One specific cognitive factor largely explains synergy differences: Theory of Mind (ToM). That is, the ability to reason about others’ mental states. In the human-AI context, this amounts to estimating what the model knows, what it doesn’t know, what it is likely to interpret, and how it will react to a given formulation.

The authors measure ToM from dialogues between users and AI, using linguistic analysis tools validated by human annotation. They show that ToM does not significantly predict individual performance. However, it strongly predicts collaborative performance. In other words, understanding AI as an informational agent is crucial for leveraging it.

Moreover, ToM operates on two levels. There is a relatively stable trait: some individuals systematically display behaviors of clarification, contextualization, and progressive adjustment. These individuals obtain better quality AI responses. But there is also a dynamic dimension: for the same user, when ToM expression is higher on a given question, AI response quality increases. Synergy is therefore not only a property of people. It is also an activatable cognitive state.

This point has profound implications. It suggests that AI output quality depends partly on the user’s mental state, just as much as on the model’s architecture. Performance becomes a relational phenomenon.

The consequences for model design are major. Optimizing only autonomous reasoning capacity appears insufficient. We must now optimize sensitivity to implicit intentions. Management of conversational context, the ability to adapt to imperfect formulations, robustness in the face of successive corrections. In other words, we must train models to collaborate.

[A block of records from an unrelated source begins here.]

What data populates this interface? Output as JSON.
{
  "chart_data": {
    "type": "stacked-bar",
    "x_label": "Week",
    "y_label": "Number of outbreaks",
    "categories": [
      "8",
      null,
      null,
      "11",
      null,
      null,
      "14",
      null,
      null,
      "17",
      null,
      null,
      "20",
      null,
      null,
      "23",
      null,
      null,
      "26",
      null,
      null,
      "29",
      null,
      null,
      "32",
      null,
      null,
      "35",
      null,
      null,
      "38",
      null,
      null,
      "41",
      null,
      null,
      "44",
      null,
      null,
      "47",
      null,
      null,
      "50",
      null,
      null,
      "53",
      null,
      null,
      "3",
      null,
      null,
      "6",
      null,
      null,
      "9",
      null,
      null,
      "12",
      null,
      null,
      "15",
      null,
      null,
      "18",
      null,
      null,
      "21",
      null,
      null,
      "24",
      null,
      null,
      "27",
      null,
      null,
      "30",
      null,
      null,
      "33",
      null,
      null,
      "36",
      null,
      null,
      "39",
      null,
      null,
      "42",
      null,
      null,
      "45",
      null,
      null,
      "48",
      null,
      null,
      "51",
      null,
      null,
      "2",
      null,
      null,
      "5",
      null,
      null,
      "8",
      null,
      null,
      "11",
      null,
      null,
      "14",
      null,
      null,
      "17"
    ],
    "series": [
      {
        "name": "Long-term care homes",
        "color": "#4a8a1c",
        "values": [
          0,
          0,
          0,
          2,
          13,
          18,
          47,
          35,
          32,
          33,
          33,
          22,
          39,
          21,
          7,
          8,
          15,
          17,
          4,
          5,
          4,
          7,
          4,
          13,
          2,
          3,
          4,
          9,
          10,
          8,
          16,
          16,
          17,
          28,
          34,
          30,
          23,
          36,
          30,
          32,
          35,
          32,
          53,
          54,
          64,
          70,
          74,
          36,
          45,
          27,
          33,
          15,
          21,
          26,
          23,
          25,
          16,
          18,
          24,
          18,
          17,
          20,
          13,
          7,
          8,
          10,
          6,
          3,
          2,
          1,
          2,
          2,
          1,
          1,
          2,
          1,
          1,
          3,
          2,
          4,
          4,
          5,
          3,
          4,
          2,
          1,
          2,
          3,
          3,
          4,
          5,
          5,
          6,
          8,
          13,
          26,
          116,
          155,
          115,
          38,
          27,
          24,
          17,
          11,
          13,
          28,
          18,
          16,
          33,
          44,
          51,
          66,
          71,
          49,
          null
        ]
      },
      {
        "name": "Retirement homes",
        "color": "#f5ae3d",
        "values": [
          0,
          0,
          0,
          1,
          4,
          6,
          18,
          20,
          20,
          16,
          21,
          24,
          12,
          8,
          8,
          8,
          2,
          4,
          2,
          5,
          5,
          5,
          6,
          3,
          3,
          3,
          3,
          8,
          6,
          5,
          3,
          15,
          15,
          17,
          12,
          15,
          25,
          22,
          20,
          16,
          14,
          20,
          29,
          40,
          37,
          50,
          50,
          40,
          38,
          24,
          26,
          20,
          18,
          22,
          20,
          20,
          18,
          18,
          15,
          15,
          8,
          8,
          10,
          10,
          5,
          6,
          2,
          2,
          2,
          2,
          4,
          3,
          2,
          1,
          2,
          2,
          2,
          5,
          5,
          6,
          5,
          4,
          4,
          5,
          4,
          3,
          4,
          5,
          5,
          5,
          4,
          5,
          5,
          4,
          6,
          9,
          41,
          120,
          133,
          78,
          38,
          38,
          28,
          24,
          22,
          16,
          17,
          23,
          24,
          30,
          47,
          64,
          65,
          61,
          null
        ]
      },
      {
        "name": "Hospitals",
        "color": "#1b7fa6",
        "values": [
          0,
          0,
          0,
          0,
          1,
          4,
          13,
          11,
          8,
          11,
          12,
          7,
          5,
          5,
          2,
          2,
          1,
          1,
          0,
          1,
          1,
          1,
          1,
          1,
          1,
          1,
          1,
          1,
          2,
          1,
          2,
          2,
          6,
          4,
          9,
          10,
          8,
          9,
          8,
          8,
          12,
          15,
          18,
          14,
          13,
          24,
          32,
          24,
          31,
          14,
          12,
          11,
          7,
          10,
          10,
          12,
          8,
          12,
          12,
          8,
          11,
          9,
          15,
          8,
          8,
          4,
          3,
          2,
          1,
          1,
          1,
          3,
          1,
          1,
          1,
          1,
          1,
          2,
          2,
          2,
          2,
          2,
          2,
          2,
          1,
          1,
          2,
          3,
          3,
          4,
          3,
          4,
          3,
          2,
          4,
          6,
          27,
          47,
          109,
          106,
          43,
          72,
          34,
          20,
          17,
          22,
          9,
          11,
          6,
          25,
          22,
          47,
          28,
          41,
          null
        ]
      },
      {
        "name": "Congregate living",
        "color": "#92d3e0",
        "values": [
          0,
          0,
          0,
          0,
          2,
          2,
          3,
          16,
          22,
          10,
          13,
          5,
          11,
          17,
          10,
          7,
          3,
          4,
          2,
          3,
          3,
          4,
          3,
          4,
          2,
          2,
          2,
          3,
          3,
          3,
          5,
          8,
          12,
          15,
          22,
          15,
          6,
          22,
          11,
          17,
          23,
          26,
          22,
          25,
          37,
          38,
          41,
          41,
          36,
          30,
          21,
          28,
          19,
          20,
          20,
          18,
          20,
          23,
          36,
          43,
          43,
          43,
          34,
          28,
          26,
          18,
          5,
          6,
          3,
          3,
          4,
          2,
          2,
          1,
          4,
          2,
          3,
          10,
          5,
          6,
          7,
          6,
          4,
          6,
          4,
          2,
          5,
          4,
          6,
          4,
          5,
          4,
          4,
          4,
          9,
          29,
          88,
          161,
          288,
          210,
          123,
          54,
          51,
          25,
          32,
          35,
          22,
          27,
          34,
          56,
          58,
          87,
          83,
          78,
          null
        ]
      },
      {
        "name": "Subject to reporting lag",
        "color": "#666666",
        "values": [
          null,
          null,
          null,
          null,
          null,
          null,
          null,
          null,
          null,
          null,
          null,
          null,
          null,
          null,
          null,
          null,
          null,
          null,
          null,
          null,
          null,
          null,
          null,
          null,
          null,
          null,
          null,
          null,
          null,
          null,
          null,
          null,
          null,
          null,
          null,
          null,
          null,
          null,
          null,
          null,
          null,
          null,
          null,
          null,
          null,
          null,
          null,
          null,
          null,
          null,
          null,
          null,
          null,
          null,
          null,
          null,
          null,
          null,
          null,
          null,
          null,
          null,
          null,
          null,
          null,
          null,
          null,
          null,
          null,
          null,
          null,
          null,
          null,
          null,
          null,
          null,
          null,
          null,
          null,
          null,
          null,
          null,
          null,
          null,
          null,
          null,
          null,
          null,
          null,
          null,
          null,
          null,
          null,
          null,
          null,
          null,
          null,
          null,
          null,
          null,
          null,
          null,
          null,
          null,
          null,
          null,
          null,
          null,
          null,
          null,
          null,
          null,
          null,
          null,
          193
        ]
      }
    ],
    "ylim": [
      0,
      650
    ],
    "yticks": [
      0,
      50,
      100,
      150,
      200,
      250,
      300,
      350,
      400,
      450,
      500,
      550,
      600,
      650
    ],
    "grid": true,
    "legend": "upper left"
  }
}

For businesses, this research also shifts priorities.

Choosing a model can no longer be based solely on benchmark rankings. It must integrate human amplification criteria. Employee training must move beyond learning prompting recipes to introduce metacognitive skills: making objectives explicit, structuring questions, evaluating critically, and iterating.

Talent is being redefined. An employee of average technical level, but with strong collaborative capacity, can outperform a solitary expert uncomfortable with interaction. Traditional competency frameworks become incomplete.

More broadly, this study proposes a paradigm reversal. For decades, AI has been evaluated as a potential substitute for humans. The implicit question was: when will the machine do better than us? The framework proposed by Riedl and Weidmann reformulates the question: under what conditions does the human-machine assembly produce intelligence superior to each of its components?

This shift is decisive. It paves the way for AI designed not as an autonomous entity aiming for solitary excellence, but as a cognitive infrastructure serving collective intelligence.

The challenge is no longer just to build brilliant models, but to create models that make humans better.